Again, sorry for not being clear here. The tests we did was against
UASP.

From the xHCI spec, it suggests to issue a CLEAR_FEATURE(halt_ep) after
the endpoint reset (e.g. from transaction error). Whether this action
should be taken from the class driver or from the xHCI driver, it's not
clear. However, as you said, without Bulk-Only Mass Storage Reset
request, the host and device will be out of sync. The response action
taken from xHCI is independent from MSC protocol. So it would make sense
for the UDC driver to treat CLEAR_FEATURE(halt_ep) as such and not
expect a Bulk-Only Mass Storage Reset or the equivalent.

>
> > If the recovery fails and the
> > transfer/command timed out, it will then do a port reset to recover.
> >
> > > fails too, error recovery is started by the SCSI layer; it involves a
> > > USB port reset.
> > >
> > > But as you can see, in each case the UDC driver doesn't have to cancel
> > > anything in particular when it gets a Clear-Halt.
> > >
> > > > For other class driver, it may expect the transfer to resume after data
> > > > sequence reset.
> > >
> > > Indeed. In which case, the UDC driver shouldn't cancel anything.
> > >
> > > > As a result, for an endpoint that's STALL (or not), and if the host
> > > > sends CLEAR_FEATURE(halt_ep), the dwc3 returns the request with some
> > > > status code and let the gadget driver handle it. If the gadget driver
> > > > wants to cancel the transfer, it can drop the transfer. If the gadget
> > > > driver wants to resume, it can requeue the same requests with the saved
> > > > status to resume where it left off.
> > >
> > > The UDC driver should not dequeue a request merely because the endpoint
> > > is halted. The gadget driver can take care of everything necessary.
> > > After all, it knows when an endpoint gets halted, because the gadget
> >
> > No, currently it doesn't know. That's the problem.
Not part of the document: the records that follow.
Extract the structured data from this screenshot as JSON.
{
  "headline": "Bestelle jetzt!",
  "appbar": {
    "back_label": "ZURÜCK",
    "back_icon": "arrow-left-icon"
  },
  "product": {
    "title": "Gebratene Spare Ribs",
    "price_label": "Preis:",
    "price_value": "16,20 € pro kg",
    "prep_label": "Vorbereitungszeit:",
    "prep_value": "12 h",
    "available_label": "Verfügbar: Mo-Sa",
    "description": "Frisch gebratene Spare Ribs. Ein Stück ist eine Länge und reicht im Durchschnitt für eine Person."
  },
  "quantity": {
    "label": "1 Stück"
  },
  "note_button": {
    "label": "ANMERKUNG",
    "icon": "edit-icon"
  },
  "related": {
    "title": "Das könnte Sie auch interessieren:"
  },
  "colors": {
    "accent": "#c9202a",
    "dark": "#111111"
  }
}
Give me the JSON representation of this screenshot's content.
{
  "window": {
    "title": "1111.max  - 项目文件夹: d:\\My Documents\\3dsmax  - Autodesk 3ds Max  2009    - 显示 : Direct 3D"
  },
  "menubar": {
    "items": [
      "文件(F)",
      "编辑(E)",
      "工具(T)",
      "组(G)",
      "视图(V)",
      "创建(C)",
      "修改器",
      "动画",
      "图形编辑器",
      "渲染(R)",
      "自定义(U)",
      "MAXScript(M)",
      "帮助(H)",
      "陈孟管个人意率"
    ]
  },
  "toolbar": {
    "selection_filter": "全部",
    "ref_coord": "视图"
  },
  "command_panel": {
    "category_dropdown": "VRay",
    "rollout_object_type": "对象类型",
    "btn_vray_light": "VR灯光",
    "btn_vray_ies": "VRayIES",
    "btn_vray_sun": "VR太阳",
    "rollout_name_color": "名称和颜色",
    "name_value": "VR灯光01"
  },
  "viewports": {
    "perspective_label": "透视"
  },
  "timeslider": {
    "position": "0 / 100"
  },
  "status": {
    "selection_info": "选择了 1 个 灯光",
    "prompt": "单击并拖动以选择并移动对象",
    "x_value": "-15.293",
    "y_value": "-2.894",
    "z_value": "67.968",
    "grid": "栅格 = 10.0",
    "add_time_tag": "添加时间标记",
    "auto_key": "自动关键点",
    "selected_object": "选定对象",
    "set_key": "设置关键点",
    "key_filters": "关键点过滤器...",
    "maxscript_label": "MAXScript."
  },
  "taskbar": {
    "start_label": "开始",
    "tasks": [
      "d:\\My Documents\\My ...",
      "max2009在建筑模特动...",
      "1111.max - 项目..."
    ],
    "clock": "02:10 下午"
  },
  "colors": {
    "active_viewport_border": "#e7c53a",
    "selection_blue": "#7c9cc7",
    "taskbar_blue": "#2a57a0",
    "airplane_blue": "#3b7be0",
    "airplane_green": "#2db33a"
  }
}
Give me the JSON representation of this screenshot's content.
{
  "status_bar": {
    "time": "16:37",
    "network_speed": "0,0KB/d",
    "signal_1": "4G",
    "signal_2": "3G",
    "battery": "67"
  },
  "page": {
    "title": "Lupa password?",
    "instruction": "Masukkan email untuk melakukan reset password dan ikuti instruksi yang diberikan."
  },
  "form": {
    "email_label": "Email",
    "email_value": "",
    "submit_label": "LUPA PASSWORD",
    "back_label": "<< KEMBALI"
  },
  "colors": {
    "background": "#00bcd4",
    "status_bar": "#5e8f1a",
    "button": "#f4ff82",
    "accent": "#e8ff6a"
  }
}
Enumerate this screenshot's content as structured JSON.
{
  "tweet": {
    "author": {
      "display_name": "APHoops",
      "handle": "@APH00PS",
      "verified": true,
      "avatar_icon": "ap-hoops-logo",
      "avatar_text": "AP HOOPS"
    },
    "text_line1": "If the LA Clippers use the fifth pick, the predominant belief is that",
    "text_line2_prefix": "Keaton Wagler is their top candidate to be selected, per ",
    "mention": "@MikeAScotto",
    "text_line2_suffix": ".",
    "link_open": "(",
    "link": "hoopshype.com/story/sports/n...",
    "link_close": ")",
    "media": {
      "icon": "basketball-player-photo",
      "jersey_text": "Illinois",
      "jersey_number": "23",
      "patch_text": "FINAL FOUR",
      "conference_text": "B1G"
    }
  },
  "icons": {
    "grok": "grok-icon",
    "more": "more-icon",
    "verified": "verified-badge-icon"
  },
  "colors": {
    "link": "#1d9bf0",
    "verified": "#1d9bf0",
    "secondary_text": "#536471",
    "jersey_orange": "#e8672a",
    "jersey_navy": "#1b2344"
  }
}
The dwc3 driver
> > handles the CLEAR_FEATURE(halt_ep), not the gadget driver.
>
> You misunderstood what I wrote. I said that the gadget driver knows
> when an endpoint's halt feature gets _set_; I didn't say that it knows
> when the halt feature gets _cleared_.
>
> (There is one exception: The gadget driver won't know if the host sends
> a SET_FEATURE(halt_ep). Hosts don't normally do this and I don't think
> we need to worry about it.)
>
> > > driver is what calls usb_ep_set_halt() or usb_ep_set_wedge() in the
> > > first place.
> > >
> > > As for handling CLEAR_FEATURE(HALT), all the UDC driver needs to do is
> > > clear the HALT feature for the endpoint. (Although if the endpoint is
> > > wedged, the HALT feature should not be cleared.) It doesn't need to
> > > cancel any outstanding requests or inform the gadget driver in any way.
> >
> > The UDC driver needs to notify the gadget driver somehow, cancelling the
> > request and give it back is currently the way dwc3 handling it.
>
> And I'm saying that the UDC driver does _not_ need to notify the gadget
> driver.
>
> The MSC gadget driver works just fine without any such notification.
> Can you name any gadget driver that _does_ need a notification?
>

We were testing against UASP. The reason I added this was to mimic the
behavior of common vendor UASP devices when it recovers from transaction
errors in Windows.

When the data sequence of a transfer is reset, the host needs to send
CLEAR_FEATURE(halt_ep). It should be a common behavior. Since it is
common and part of the xHCI spec, do we expect the xHCI to send this or
do we expect the class protocol to document and handle this? At the
moment, I expect it to be the former and expect the UDC driver to treat
it as a common synchronization that perhaps the only synchronization
mechanism the upper protocol depends on.

Thanks,
Thinh